Jun 28, 201310:08 AM
Running In Fog: HeartLand Boating Humor
Turning to Thoughts of Love
Ah, springtime, when a young man’s heart turns to thoughts of love. Or water. Or maybe the man is a Black Lab?
Wait, let me explain.
I’ve been on the lookout for a new (to me) sailboat. I needed something that could comfortably hold us for a day on the lake. No sleepovers, no Circle Route, no circumnavigating the globe. Just a nice, fun-sized boat.
So, when you look for something, you tend to find it. That seems to be the trouble with shopping. Once the looking begins, it’s pretty much a done deal.
Anyhow, I shopped online and off-line. For years, I’ve thought that boats under full sail have to be one of the loveliest sites on the water. While I’d love to write that I fell in love with that Hunter 46 or was totally enraptured with the exotic-sounding Ho Hsing 40, the reality went something like this….
Me (drinking green tea at the kitchen table with my laptop in front of me): “I think I found her! She’s a 21-foot S2 and not terribly expensive.”
Kids (slightly excited but kind of bored with the boat-shopping game): “Is it green?” Or red, it depends on which kid you ask.
Me: “Nope, white.”
Kids: “Just another white boat, huh?”
Me: “Bonus points for blue stripes?”
Kids: “You used up the bonus points when we ran out of cookies on Wednesday.”
Me: “The boat is only a six-hour drive from here.”
Kids: “Road trip! Hey, Capt. Nemo? Want to go for a ride?”
And that is how I ended up so far away from home with a car full of kids and Capt. Nemo, too.
Regular readers know Capt. Nemo, my 90-pound lab puppy. He’s almost 10 but doesn’t know it. We don’t put candles on his birthday “pupcakes” anymore.
And so, we drove. And drove.
Then, a quick phone call to the owner to let him know we’ve arrived and — poof — it was all set. Naturally, the general rule of thumb is that the further you drive, the worse the boat will look when you get there. And this one was no exception. The photos looked great, but they must have been taken in the ’80s. Disappointment set in. All of that driving for nothing.
Until Henrietta showed up.
Like a slow-motion movie, Henrietta slowly turned the corner into Nemo’s life. Her golden hair was shining in the sun; her big, beautiful eyes were trained on Nemo; and Nemo forgot that the rest of us even existed.

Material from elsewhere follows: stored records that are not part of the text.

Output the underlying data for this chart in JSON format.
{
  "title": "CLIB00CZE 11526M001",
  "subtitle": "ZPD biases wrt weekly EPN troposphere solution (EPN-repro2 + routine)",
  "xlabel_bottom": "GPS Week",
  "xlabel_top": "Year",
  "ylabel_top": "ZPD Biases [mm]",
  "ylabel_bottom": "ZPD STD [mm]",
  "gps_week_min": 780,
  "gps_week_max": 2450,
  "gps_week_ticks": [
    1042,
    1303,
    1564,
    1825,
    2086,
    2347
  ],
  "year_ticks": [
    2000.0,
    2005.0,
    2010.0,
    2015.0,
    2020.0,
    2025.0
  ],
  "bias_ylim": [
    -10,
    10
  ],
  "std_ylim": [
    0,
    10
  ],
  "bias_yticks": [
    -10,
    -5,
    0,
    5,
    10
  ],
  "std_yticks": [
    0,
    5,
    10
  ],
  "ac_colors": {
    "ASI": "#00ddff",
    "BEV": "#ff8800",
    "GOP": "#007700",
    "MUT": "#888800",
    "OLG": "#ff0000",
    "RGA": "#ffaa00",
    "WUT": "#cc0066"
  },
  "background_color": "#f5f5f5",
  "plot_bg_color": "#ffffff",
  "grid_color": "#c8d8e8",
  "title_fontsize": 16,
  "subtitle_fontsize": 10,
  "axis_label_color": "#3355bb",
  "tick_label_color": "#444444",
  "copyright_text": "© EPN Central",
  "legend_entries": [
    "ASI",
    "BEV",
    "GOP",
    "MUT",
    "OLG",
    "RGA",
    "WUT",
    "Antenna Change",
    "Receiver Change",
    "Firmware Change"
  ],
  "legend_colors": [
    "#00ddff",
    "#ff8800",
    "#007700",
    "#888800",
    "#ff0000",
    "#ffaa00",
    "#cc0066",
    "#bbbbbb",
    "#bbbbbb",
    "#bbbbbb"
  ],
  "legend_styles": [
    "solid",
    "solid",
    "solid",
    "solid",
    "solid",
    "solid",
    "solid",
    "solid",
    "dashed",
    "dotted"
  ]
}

Did I mention that Henrietta was a Golden Retriever?
The owner of both dog and boat said he was downsizing, moving away from the water now that he was unable to sail anymore. The boat “needed some love,” he said hopefully.
Yea, well, I looked at the boat. The list of love that it needed got longer and longer in my brain. It seemed the only thing I could keep was the anchor and, maybe, one of the small windows on the port side. Other than that, it seemed hopeless. I needed a sailboat, not a project.
Still, I felt bad for the owner. He seemed sad to part with the boat, and when I questioned him, he said, “The boat, yup, sure will miss her. But it’s Henrietta that I’ll be missin’ the most. Can’t take her with me into the apartment building.”
And if you think I’m a sucker for a boat under full sail, well, one look at Nemo and Henrietta together melted my heart, soul and bones into a big puddle of mush.
That is the story of how I drove six hours to look at a boat and came home with a dog. I guess sometimes, even when you don’t go looking, the right things seem to find you.